Former finance minister Alan Dukes chastised then Taoiseach Garet FitzGerald over using taxpayer money to hand out gifts on overseas trips.
In his rebuke - revealed in confidential files - Mr Dukes refuses to pay for the largesse out of a "miscellaneous expenses" budget and orders the Taoiseach's office to pick up the bill themselves.
The dressing-down was sparked by Mr FitzGerald's visit to Washington in March 1983, the year before US President Ronald Reagan made his state visit to Ireland.
Curiously, the Taoiseach gave Mr Reagan the same book about Irish plants on both occasions.
During the US trip, the Fine Gael leader claimed expenses for IR£347.36 - the equivalent of 944 euro today - to shower gifts on the president, his wife Nancy and other officials.
These included a sterling silver rosebud vase, cigars and a copy of An Irish Florilegium, a coffee-table tome of watercolours of wild and garden plants of Ireland, which cost IR£76 alone - or 207 euro nowadays.
But the claim was rejected by Mr Dukes, who referred "specifically" to the US trip and also ordered an end to extending such State generosity to officials in a diplomatic entourage.
In a letter to the Taoiseach's office in April 10, 1984, an official says the finance minister "does not accept" that expenses for giving gifts should come out of the general budget.
Furthermore, he demands an end to handing out presents to diplomatic staff overseas.
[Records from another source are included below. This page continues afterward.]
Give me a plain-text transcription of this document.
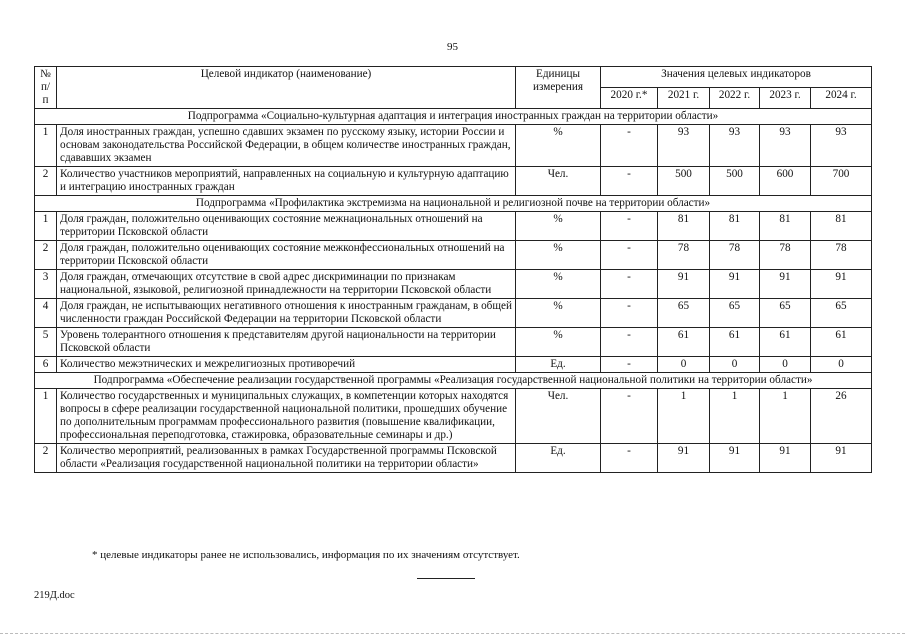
95
№ п/п	Целевой индикатор (наименование)	Единицы измерения	Значения целевых индикаторов				
			2020 г.*	2021 г.	2022 г.	2023 г.	2024 г.
Подпрограмма «Социально-культурная адаптация и интеграция иностранных граждан на территории области»							
1	Доля иностранных граждан, успешно сдавших экзамен по русскому языку, истории России и основам законодательства Российской Федерации, в общем количестве иностранных граждан, сдававших экзамен	%	-	93	93	93	93
2	Количество участников мероприятий, направленных на социальную и культурную адаптацию и интеграцию иностранных граждан	Чел.	-	500	500	600	700
Подпрограмма «Профилактика экстремизма на национальной и религиозной почве на территории области»							
1	Доля граждан, положительно оценивающих состояние межнациональных отношений на территории Псковской области	%	-	81	81	81	81
2	Доля граждан, положительно оценивающих состояние межконфессиональных отношений на территории Псковской области	%	-	78	78	78	78
3	Доля граждан, отмечающих отсутствие в свой адрес дискриминации по признакам национальной, языковой, религиозной принадлежности на территории Псковской области	%	-	91	91	91	91
4	Доля граждан, не испытывающих негативного отношения к иностранным гражданам, в общей численности граждан Российской Федерации на территории Псковской области	%	-	65	65	65	65
5	Уровень толерантного отношения к представителям другой национальности на территории Псковской области	%	-	61	61	61	61
6	Количество межэтнических и межрелигиозных противоречий	Ед.	-	0	0	0	0
Подпрограмма «Обеспечение реализации государственной программы «Реализация государственной национальной политики на территории области»							
1	Количество государственных и муниципальных служащих, в компетенции которых находятся вопросы в сфере реализации государственной национальной политики, прошедших обучение по дополнительным программам профессионального развития (повышение квалификации, профессиональная переподготовка, стажировка, образовательные семинары и др.)	Чел.	-	1	1	1	26
2	Количество мероприятий, реализованных в рамках Государственной программы Псковской области «Реализация государственной национальной политики на территории области»	Ед.	-	91	91	91	91
* целевые индикаторы ранее не использовались, информация по их значениям отсутствует.
219Д.doc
"It is part of the official duty of such staff to look after visiting persons and it is not considered appropriate to present them with gifts purchased out of public monies," his official writes.
When the Reagans came to Ireland that year, they were again given a copy of the plant book An Irish Florilegium, the files released into the National Archives under the 30-year-rule reveal.
The Taoiseach also presented them with a silver Tara Brooch, an Aran sweater, Donegal, Avoca and Cushendale rugs as well as the apparently obligatory Waterford Crystal.
The cost to the taxpayer was IR£1,036.45 - or the equivalent of 2,817 euro now.